WASHINGTON (RNS) Believers don’t buy the Big Bang, God-less evolution or a human responsibility for global warming. Actually, neither do many Americans.
But a new survey by The Associated Press found that religious identity — particularly evangelical Protestant — was one of the sharpest indicators of skepticism toward key issues in science.
The survey presented a series of statements that several prize-winning scientist say are facts. However, the research shows that confidence in their correctness varies sharply among U.S. adults. It found:
- 51 percent of U.S. adults overall (including 77 percent of people who say they are born-again or evangelical) have little or no confidence that “the universe began 13.8 billion years ago with a big bang.”
- 42 percent overall (76 percent of evangelicals) doubt that “life on Earth, including human beings, evolved through a process of natural selection.”
- 37 percent overall (58 percent of evangelicals) doubt that the Earth’s temperature is rising “mostly because of man-made heat-trapping greenhouse gases.”
- 36 percent overall (56 percent of evangelicals) doubt “the Earth is 4.5 billion years old.”

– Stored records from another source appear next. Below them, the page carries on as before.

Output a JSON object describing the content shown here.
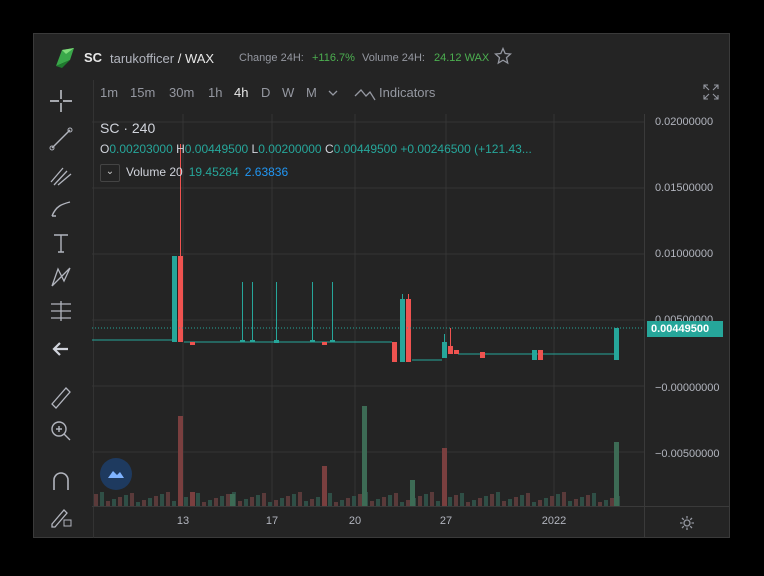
{
  "header": {
    "symbol": "SC",
    "base_account": "tarukofficer",
    "slash": "/",
    "quote": "WAX",
    "change_label": "Change 24H:",
    "change_value": "+116.7%",
    "volume_label": "Volume 24H:",
    "volume_value": "24.12 WAX"
  },
  "timeframes": [
    {
      "label": "1m",
      "active": false
    },
    {
      "label": "15m",
      "active": false
    },
    {
      "label": "30m",
      "active": false
    },
    {
      "label": "1h",
      "active": false
    },
    {
      "label": "4h",
      "active": true
    },
    {
      "label": "D",
      "active": false
    },
    {
      "label": "W",
      "active": false
    },
    {
      "label": "M",
      "active": false
    }
  ],
  "indicators_label": "Indicators",
  "legend": {
    "title": "SC · 240",
    "o_label": "O",
    "o_value": "0.00203000",
    "h_label": "H",
    "h_value": "0.00449500",
    "l_label": "L",
    "l_value": "0.00200000",
    "c_label": "C",
    "c_value": "0.00449500",
    "change": "+0.00246500 (+121.43...",
    "volume_name": "Volume 20",
    "volume_value": "19.45284",
    "volume_ma": "2.63836"
  },
  "price_axis": [
    "0.02000000",
    "0.01500000",
    "0.01000000",
    "0.00500000",
    "−0.00000000",
    "−0.00500000"
  ],
  "current_price": "0.00449500",
  "time_axis": [
    "13",
    "17",
    "20",
    "27",
    "2022"
  ],
  "icons": [
    "crosshair-icon",
    "trend-line-icon",
    "fib-icon",
    "brush-icon",
    "text-icon",
    "pattern-icon",
    "measure-icon",
    "back-arrow-icon",
    "ruler-icon",
    "zoom-icon",
    "magnet-icon",
    "lock-pencil-icon"
  ],
  "colors": {
    "up": "#26a69a",
    "down": "#ef5350",
    "bg": "#242424"
  }
}
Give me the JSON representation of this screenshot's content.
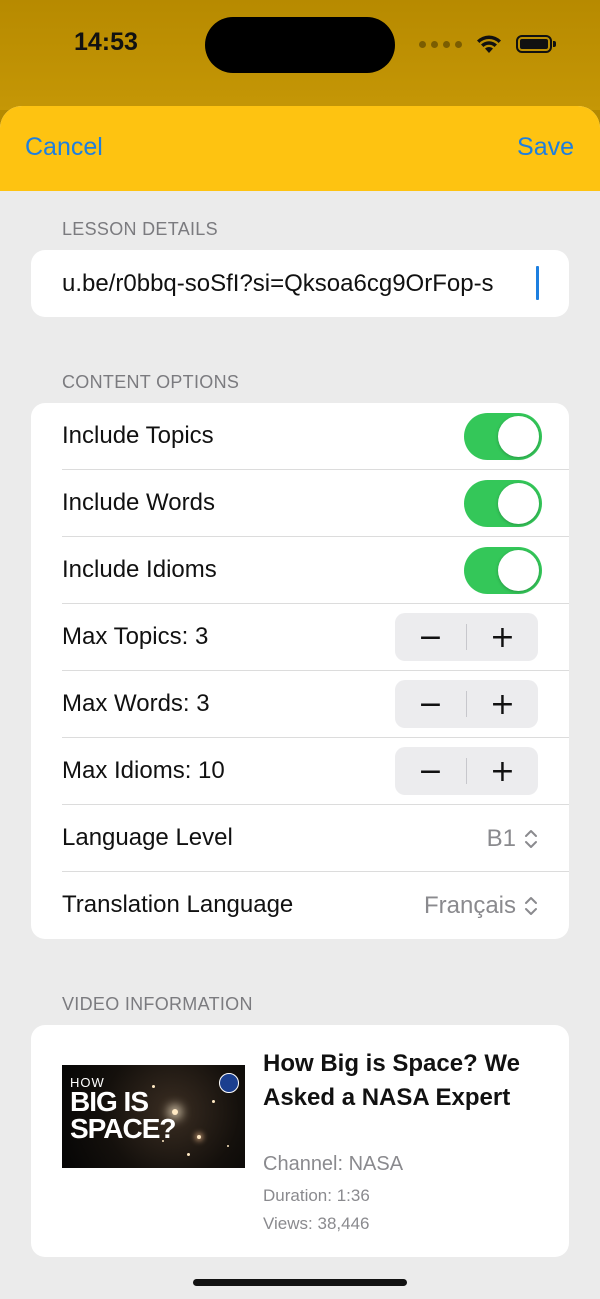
{
  "status_bar": {
    "time": "14:53",
    "icons": [
      "cellular-dots-icon",
      "wifi-icon",
      "battery-icon"
    ]
  },
  "nav": {
    "cancel_label": "Cancel",
    "save_label": "Save"
  },
  "lesson_details": {
    "header": "LESSON DETAILS",
    "url_value": "u.be/r0bbq-soSfI?si=Qksoa6cg9OrFop-s"
  },
  "content_options": {
    "header": "CONTENT OPTIONS",
    "toggles": [
      {
        "label": "Include Topics",
        "on": true
      },
      {
        "label": "Include Words",
        "on": true
      },
      {
        "label": "Include Idioms",
        "on": true
      }
    ],
    "steppers": [
      {
        "label": "Max Topics: 3",
        "value": 3
      },
      {
        "label": "Max Words: 3",
        "value": 3
      },
      {
        "label": "Max Idioms: 10",
        "value": 10
      }
    ],
    "stepper_minus": "−",
    "stepper_plus": "+",
    "pickers": [
      {
        "label": "Language Level",
        "value": "B1"
      },
      {
        "label": "Translation Language",
        "value": "Français"
      }
    ]
  },
  "video_information": {
    "header": "VIDEO INFORMATION",
    "thumbnail_text_small": "HOW",
    "thumbnail_text_big_1": "BIG IS",
    "thumbnail_text_big_2": "SPACE?",
    "title": "How Big is Space? We Asked a NASA Expert",
    "channel": "Channel: NASA",
    "duration": "Duration: 1:36",
    "views": "Views: 38,446"
  },
  "colors": {
    "accent": "#1d7fe0",
    "nav_bar": "#fec311",
    "toggle_on": "#34c759"
  }
}
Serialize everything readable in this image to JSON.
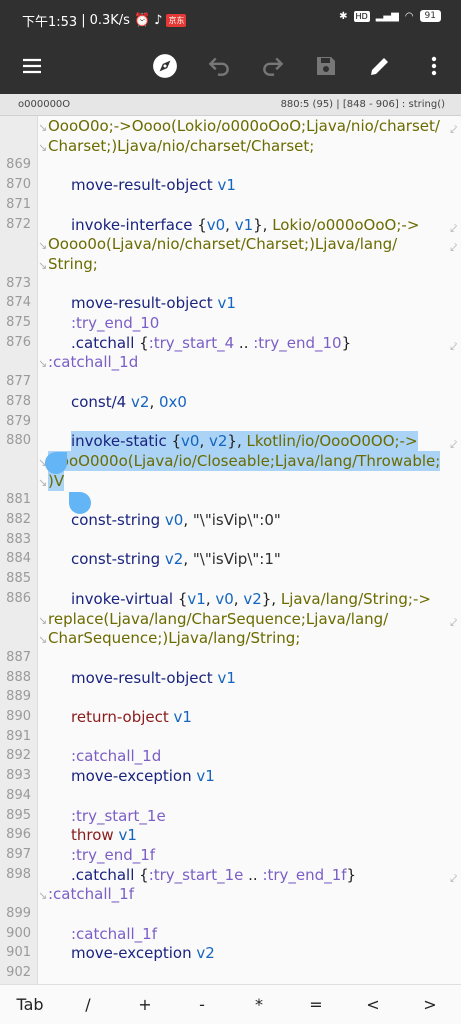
{
  "status": {
    "time": "下午1:53",
    "speed": "0.3K/s",
    "battery": "91",
    "badge": "HD",
    "appbadge": "京东"
  },
  "toolbar": {
    "menu_icon": "menu-icon",
    "compass_icon": "compass-icon",
    "undo_icon": "undo-icon",
    "redo_icon": "redo-icon",
    "save_icon": "save-icon",
    "edit_icon": "pencil-icon",
    "more_icon": "more-vert-icon"
  },
  "info": {
    "filename": "o000000O",
    "position": "880:5 (95)  |  [848 - 906] : string()"
  },
  "lines": [
    {
      "n": "",
      "frag": [
        [
          "typ",
          "OooO0o;->Oooo(Lokio/o000oOoO;Ljava/nio/charset/"
        ]
      ],
      "wrap": true,
      "cont": true
    },
    {
      "n": "",
      "frag": [
        [
          "typ",
          "Charset;)Ljava/nio/charset/Charset;"
        ]
      ],
      "cont": true
    },
    {
      "n": "869",
      "frag": []
    },
    {
      "n": "870",
      "frag": [
        [
          "kw",
          "move-result-object"
        ],
        [
          "reg",
          " v1"
        ]
      ],
      "indent": true
    },
    {
      "n": "871",
      "frag": []
    },
    {
      "n": "872",
      "frag": [
        [
          "kw",
          "invoke-interface"
        ],
        [
          "pun",
          " {"
        ],
        [
          "reg",
          "v0"
        ],
        [
          "pun",
          ", "
        ],
        [
          "reg",
          "v1"
        ],
        [
          "pun",
          "}, "
        ],
        [
          "typ",
          "Lokio/o000oOoO;->"
        ]
      ],
      "indent": true,
      "wrap": true
    },
    {
      "n": "",
      "frag": [
        [
          "typ",
          "Oooo0o(Ljava/nio/charset/Charset;)Ljava/lang/"
        ]
      ],
      "wrap": true,
      "cont": true
    },
    {
      "n": "",
      "frag": [
        [
          "typ",
          "String;"
        ]
      ],
      "cont": true
    },
    {
      "n": "873",
      "frag": []
    },
    {
      "n": "874",
      "frag": [
        [
          "kw",
          "move-result-object"
        ],
        [
          "reg",
          " v1"
        ]
      ],
      "indent": true
    },
    {
      "n": "875",
      "frag": [
        [
          "lbl",
          ":try_end_10"
        ]
      ],
      "indent": true
    },
    {
      "n": "876",
      "frag": [
        [
          "kw",
          ".catchall"
        ],
        [
          "pun",
          " {"
        ],
        [
          "lbl",
          ":try_start_4"
        ],
        [
          "pun",
          " .. "
        ],
        [
          "lbl",
          ":try_end_10"
        ],
        [
          "pun",
          "}"
        ]
      ],
      "indent": true,
      "wrap": true
    },
    {
      "n": "",
      "frag": [
        [
          "lbl",
          ":catchall_1d"
        ]
      ],
      "cont": true
    },
    {
      "n": "877",
      "frag": []
    },
    {
      "n": "878",
      "frag": [
        [
          "kw",
          "const/4"
        ],
        [
          "reg",
          " v2"
        ],
        [
          "pun",
          ", "
        ],
        [
          "num",
          "0x0"
        ]
      ],
      "indent": true
    },
    {
      "n": "879",
      "frag": []
    },
    {
      "n": "880",
      "frag": [
        [
          "kw",
          "invoke-static"
        ],
        [
          "pun",
          " {"
        ],
        [
          "reg",
          "v0"
        ],
        [
          "pun",
          ", "
        ],
        [
          "reg",
          "v2"
        ],
        [
          "pun",
          "}, "
        ],
        [
          "typ",
          "Lkotlin/io/OooO0OO;->"
        ]
      ],
      "indent": true,
      "wrap": true,
      "sel": true
    },
    {
      "n": "",
      "frag": [
        [
          "typ",
          "OooO000o(Ljava/io/Closeable;Ljava/lang/Throwable;"
        ]
      ],
      "cont": true,
      "sel": true
    },
    {
      "n": "",
      "frag": [
        [
          "typ",
          ")V"
        ]
      ],
      "cont": true,
      "sel": true
    },
    {
      "n": "881",
      "frag": []
    },
    {
      "n": "882",
      "frag": [
        [
          "kw",
          "const-string"
        ],
        [
          "reg",
          " v0"
        ],
        [
          "pun",
          ", "
        ],
        [
          "str",
          "\"\\\"isVip\\\":0\""
        ]
      ],
      "indent": true
    },
    {
      "n": "883",
      "frag": []
    },
    {
      "n": "884",
      "frag": [
        [
          "kw",
          "const-string"
        ],
        [
          "reg",
          " v2"
        ],
        [
          "pun",
          ", "
        ],
        [
          "str",
          "\"\\\"isVip\\\":1\""
        ]
      ],
      "indent": true
    },
    {
      "n": "885",
      "frag": []
    },
    {
      "n": "886",
      "frag": [
        [
          "kw",
          "invoke-virtual"
        ],
        [
          "pun",
          " {"
        ],
        [
          "reg",
          "v1"
        ],
        [
          "pun",
          ", "
        ],
        [
          "reg",
          "v0"
        ],
        [
          "pun",
          ", "
        ],
        [
          "reg",
          "v2"
        ],
        [
          "pun",
          "}, "
        ],
        [
          "typ",
          "Ljava/lang/String;->"
        ]
      ],
      "indent": true
    },
    {
      "n": "",
      "frag": [
        [
          "typ",
          "replace(Ljava/lang/CharSequence;Ljava/lang/"
        ]
      ],
      "wrap": true,
      "cont": true
    },
    {
      "n": "",
      "frag": [
        [
          "typ",
          "CharSequence;)Ljava/lang/String;"
        ]
      ],
      "cont": true
    },
    {
      "n": "887",
      "frag": []
    },
    {
      "n": "888",
      "frag": [
        [
          "kw",
          "move-result-object"
        ],
        [
          "reg",
          " v1"
        ]
      ],
      "indent": true
    },
    {
      "n": "889",
      "frag": []
    },
    {
      "n": "890",
      "frag": [
        [
          "ret",
          "return-object"
        ],
        [
          "reg",
          " v1"
        ]
      ],
      "indent": true
    },
    {
      "n": "891",
      "frag": []
    },
    {
      "n": "892",
      "frag": [
        [
          "lbl",
          ":catchall_1d"
        ]
      ],
      "indent": true
    },
    {
      "n": "893",
      "frag": [
        [
          "kw",
          "move-exception"
        ],
        [
          "reg",
          " v1"
        ]
      ],
      "indent": true
    },
    {
      "n": "894",
      "frag": []
    },
    {
      "n": "895",
      "frag": [
        [
          "lbl",
          ":try_start_1e"
        ]
      ],
      "indent": true
    },
    {
      "n": "896",
      "frag": [
        [
          "ret",
          "throw"
        ],
        [
          "reg",
          " v1"
        ]
      ],
      "indent": true
    },
    {
      "n": "897",
      "frag": [
        [
          "lbl",
          ":try_end_1f"
        ]
      ],
      "indent": true
    },
    {
      "n": "898",
      "frag": [
        [
          "kw",
          ".catchall"
        ],
        [
          "pun",
          " {"
        ],
        [
          "lbl",
          ":try_start_1e"
        ],
        [
          "pun",
          " .. "
        ],
        [
          "lbl",
          ":try_end_1f"
        ],
        [
          "pun",
          "}"
        ]
      ],
      "indent": true,
      "wrap": true
    },
    {
      "n": "",
      "frag": [
        [
          "lbl",
          ":catchall_1f"
        ]
      ],
      "cont": true
    },
    {
      "n": "899",
      "frag": []
    },
    {
      "n": "900",
      "frag": [
        [
          "lbl",
          ":catchall_1f"
        ]
      ],
      "indent": true
    },
    {
      "n": "901",
      "frag": [
        [
          "kw",
          "move-exception"
        ],
        [
          "reg",
          " v2"
        ]
      ],
      "indent": true
    },
    {
      "n": "902",
      "frag": []
    }
  ],
  "keys": [
    "Tab",
    "/",
    "+",
    "-",
    "*",
    "=",
    "<",
    ">"
  ]
}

On the flip side, most people are pretty sure the “universe is so complex, there must be a supreme being guiding its creation” — 54 percent of all Americans, and 87 percent of evangelicals.
The survey of 1,012 adults, conducted March 20-24, has a margin of error of 3.4 percentage points.
Nobel Prize-winning scientists expressed dismay at the findings.
“When you are putting up facts against faith, facts can’t argue against faith,” Duke University biochemist Robert Lefkowitz, who won a Nobel Prize in 2012, told The Associated Press. He called faith “untestable.”
And Darrel Falk, a biology professor at Point Loma Nazarene University and an evangelical Christian, said many biblical scholars do not see a conflict between religion and science. “The story of the cosmos and the Big Bang of creation is not inconsistent with the message of Genesis 1,” Falk said.
A recent survey on “religious understandings of science,” by Rice University sociologist Elaine Howard Ecklund, found that the two worldviews are not always in opposition.
Ecklund’s study for the Dialogue on Science, Ethics and Religion program at the American Association for the Advancement of Science compared views of 10,000 U.S. adults, including scientists, evangelicals and the general public.
She found that nearly 36 percent of scientists have no doubt about God’s existence and that they are about as likely as most Americans overall (about one in five) to attend weekly religious services.
However, there’s still significant distrust: 22 percent of scientists and 20 percent of the general population say religious people are hostile to science. Most of those people (52 percent) sided with religion.